Until Wednesday when Obama started requesting more authority from Congress, Senate Majority Reid, D-Nev., said he too believed the president had all the authority he needed to expand his anti-ISIS mission. Speaker John Boehner, R-Ohio, agreed as far as targeting the group in Iraq but said it is “questionable” whether that authority extends to airstrikes against the group in Syria.
Boehner, though, didn’t seem eager to bring a vote before his conference.
Reid also seemed reluctant, saying Wednesday he would back Obama’s renewed push for authority to train and equip Syria rebels even while continuing to assert that the president has all the authority he needs to act against ISIS.
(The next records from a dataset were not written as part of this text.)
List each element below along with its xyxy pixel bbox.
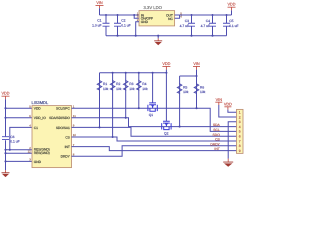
wire CS net	[72, 137, 237, 141]
regulator U2 3.3V LDO	[137, 5, 183, 26]
svg-text:6: 6	[239, 135, 241, 139]
resistor R3	[123, 73, 134, 118]
svg-text:R1: R1	[103, 82, 107, 86]
svg-text:4.7 uF: 4.7 uF	[201, 24, 210, 28]
wire RES(GND) pin 2 stub	[6, 149, 33, 151]
svg-text:VDD: VDD	[34, 107, 41, 111]
capacitor C4	[201, 15, 216, 36]
svg-text:INT: INT	[214, 147, 219, 151]
svg-text:VDD: VDD	[1, 92, 9, 96]
resistor R5	[177, 76, 188, 127]
svg-text:Q2: Q2	[164, 132, 169, 136]
svg-text:4.7 uF: 4.7 uF	[180, 24, 189, 28]
wire ground rail (top section)	[106, 35, 227, 37]
node SCL junctions	[138, 107, 140, 109]
svg-text:10k: 10k	[183, 90, 189, 94]
wire DRDY net	[72, 146, 237, 156]
wire VDD pin stub	[6, 107, 33, 109]
svg-text:VDD: VDD	[162, 62, 170, 66]
wire input rail	[100, 14, 135, 16]
svg-text:DRDY: DRDY	[61, 155, 71, 159]
resistor R1	[97, 73, 108, 128]
svg-text:C5: C5	[229, 19, 233, 23]
svg-text:C3: C3	[185, 19, 189, 23]
wire connector pin 3 to ground	[228, 122, 236, 159]
wire pull-up rail	[100, 72, 167, 74]
svg-text:7: 7	[239, 139, 241, 143]
wire LDO OUT/NC join	[175, 15, 180, 18]
wire GND pin 3 stub	[6, 160, 33, 162]
supply VDD (above connector)	[224, 102, 232, 109]
svg-text:0.1 uF: 0.1 uF	[10, 140, 19, 144]
ground (top section)	[154, 36, 162, 46]
svg-text:C1: C1	[97, 19, 101, 23]
ground (below connector)	[223, 159, 233, 167]
wire SDA net	[72, 118, 237, 127]
wire VDD rail down left side	[5, 99, 7, 136]
wire INT net	[72, 147, 237, 151]
wire RES(GND) pin 12 stub	[6, 152, 33, 154]
wire SDO net	[72, 127, 237, 136]
svg-text:1.0 uF: 1.0 uF	[92, 23, 101, 27]
svg-text:0.1 uF: 0.1 uF	[229, 24, 238, 28]
transistor Q2	[162, 73, 171, 136]
svg-text:C6: C6	[10, 135, 14, 139]
svg-text:R3: R3	[129, 82, 133, 86]
wire C6 to ground run	[5, 140, 7, 170]
svg-text:GND: GND	[34, 160, 42, 164]
svg-text:INT: INT	[65, 145, 70, 149]
svg-text:10k: 10k	[129, 87, 135, 91]
svg-text:C1: C1	[34, 126, 38, 130]
svg-text:SDO/SA1: SDO/SA1	[56, 126, 70, 130]
svg-text:8: 8	[239, 144, 241, 148]
svg-text:SCL/SPC: SCL/SPC	[56, 107, 70, 111]
svg-text:9: 9	[239, 149, 241, 153]
wire right pull-up rail	[180, 75, 197, 77]
supply VIN (top left)	[96, 1, 104, 8]
svg-text:2: 2	[239, 115, 241, 119]
node CS junction	[112, 136, 114, 138]
supply VDD (above pull-up rail)	[162, 62, 170, 70]
capacitor C2	[114, 15, 131, 36]
svg-text:10k: 10k	[116, 87, 122, 91]
node SDA junctions	[125, 117, 127, 119]
svg-text:VDD_IO: VDD_IO	[34, 116, 46, 120]
capacitor C6	[2, 135, 20, 144]
svg-text:VIN: VIN	[96, 1, 103, 5]
wire VDD to pull-up rail	[165, 70, 167, 73]
svg-text:C2: C2	[121, 19, 125, 23]
svg-text:R2: R2	[116, 82, 120, 86]
svg-text:C4: C4	[206, 19, 210, 23]
capacitor C1	[92, 15, 109, 36]
svg-text:3: 3	[239, 120, 241, 124]
svg-text:VIN: VIN	[193, 62, 200, 66]
svg-text:SDA: SDA	[213, 123, 221, 127]
svg-text:VIN: VIN	[216, 98, 223, 102]
svg-text:4: 4	[239, 125, 241, 129]
svg-text:SCL: SCL	[213, 128, 220, 132]
supply VIN (above right pull-up rail)	[193, 62, 200, 70]
svg-text:1: 1	[239, 111, 241, 115]
node ground rail junctions	[116, 35, 118, 37]
capacitor C3	[180, 15, 195, 36]
node C1 net to RES stub	[9, 149, 11, 151]
svg-text:5: 5	[239, 130, 241, 134]
svg-text:GND: GND	[141, 20, 149, 24]
wire output rail to VDD supply	[231, 10, 233, 15]
svg-text:VDD: VDD	[224, 102, 232, 106]
supply VIN (above connector)	[215, 98, 222, 105]
wire LDO GND pin to ground rail	[136, 22, 139, 36]
resistor R4	[137, 73, 148, 108]
svg-text:NC: NC	[168, 17, 173, 21]
wire VIN to input rail	[99, 8, 101, 15]
node right rail junction	[195, 75, 197, 77]
svg-text:LIS3MDL: LIS3MDL	[32, 100, 49, 105]
connector J1	[237, 109, 244, 153]
svg-text:10k: 10k	[103, 87, 109, 91]
wire VDD_IO pin stub	[6, 117, 33, 119]
supply VDD (left of chip)	[1, 92, 9, 100]
svg-text:12: 12	[28, 149, 32, 153]
wire output rail	[180, 14, 232, 16]
svg-text:VDD: VDD	[227, 3, 235, 7]
resistor R2	[110, 73, 121, 137]
ground (left of chip)	[2, 170, 10, 177]
svg-text:Q1: Q1	[149, 113, 154, 117]
node ground run junctions	[4, 149, 6, 151]
wire VIN to connector pin 2	[219, 105, 237, 117]
capacitor C5	[223, 15, 239, 36]
svg-text:RES(GND): RES(GND)	[34, 151, 50, 155]
svg-text:R5: R5	[183, 85, 187, 89]
transistor Q1	[148, 73, 157, 117]
svg-text:R4: R4	[142, 82, 146, 86]
node SDO junction	[98, 126, 100, 128]
svg-text:R6: R6	[200, 85, 204, 89]
wire SCL net	[72, 108, 237, 131]
svg-text:DRDY: DRDY	[210, 142, 220, 146]
svg-text:0.1 uF: 0.1 uF	[121, 23, 130, 27]
svg-text:SDO: SDO	[213, 133, 221, 137]
node pull-up rail junctions	[112, 72, 114, 74]
node input rail junctions	[105, 14, 107, 16]
svg-text:3.3V LDO: 3.3V LDO	[144, 5, 163, 10]
svg-text:SDA/SDI/SDO: SDA/SDI/SDO	[49, 116, 70, 120]
wire to ON/OFF pin	[134, 15, 139, 18]
resistor R6	[194, 76, 205, 108]
node VDD stub junctions	[4, 107, 6, 109]
svg-text:10k: 10k	[142, 87, 148, 91]
wire VIN to right pull-up rail	[196, 70, 198, 76]
svg-text:CS: CS	[215, 138, 220, 142]
svg-text:10k: 10k	[200, 90, 206, 94]
wire C1 pin net	[10, 127, 32, 149]
node output rail junctions	[190, 14, 192, 16]
supply VDD (top right)	[227, 3, 235, 11]
IC U1 LIS3MDL	[28, 100, 77, 167]
wire VDD to connector pin 1	[228, 110, 237, 113]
“The president has tried to get that form us and we should give it to him,” Reid said. “That is one way of helping build an international coalition.”
A spokesman for Senate Minority Leader Mitch McConnell, R-Ky., the strongest voice so far pushing for Congress to grant Obama broader authority to fight ISIS, said the three Senate Committees have passed bills over the last year that would authorize and fund arming and training Syrian rebels but Reid has yet to act on them.
He also pointed to a pledge from Obama during his West Point speech in late may saying he would work with Congress “to ramp up support for those in the Syrian opposition” and noted that the White House never followed up by sending operational plans for that mission to Congress.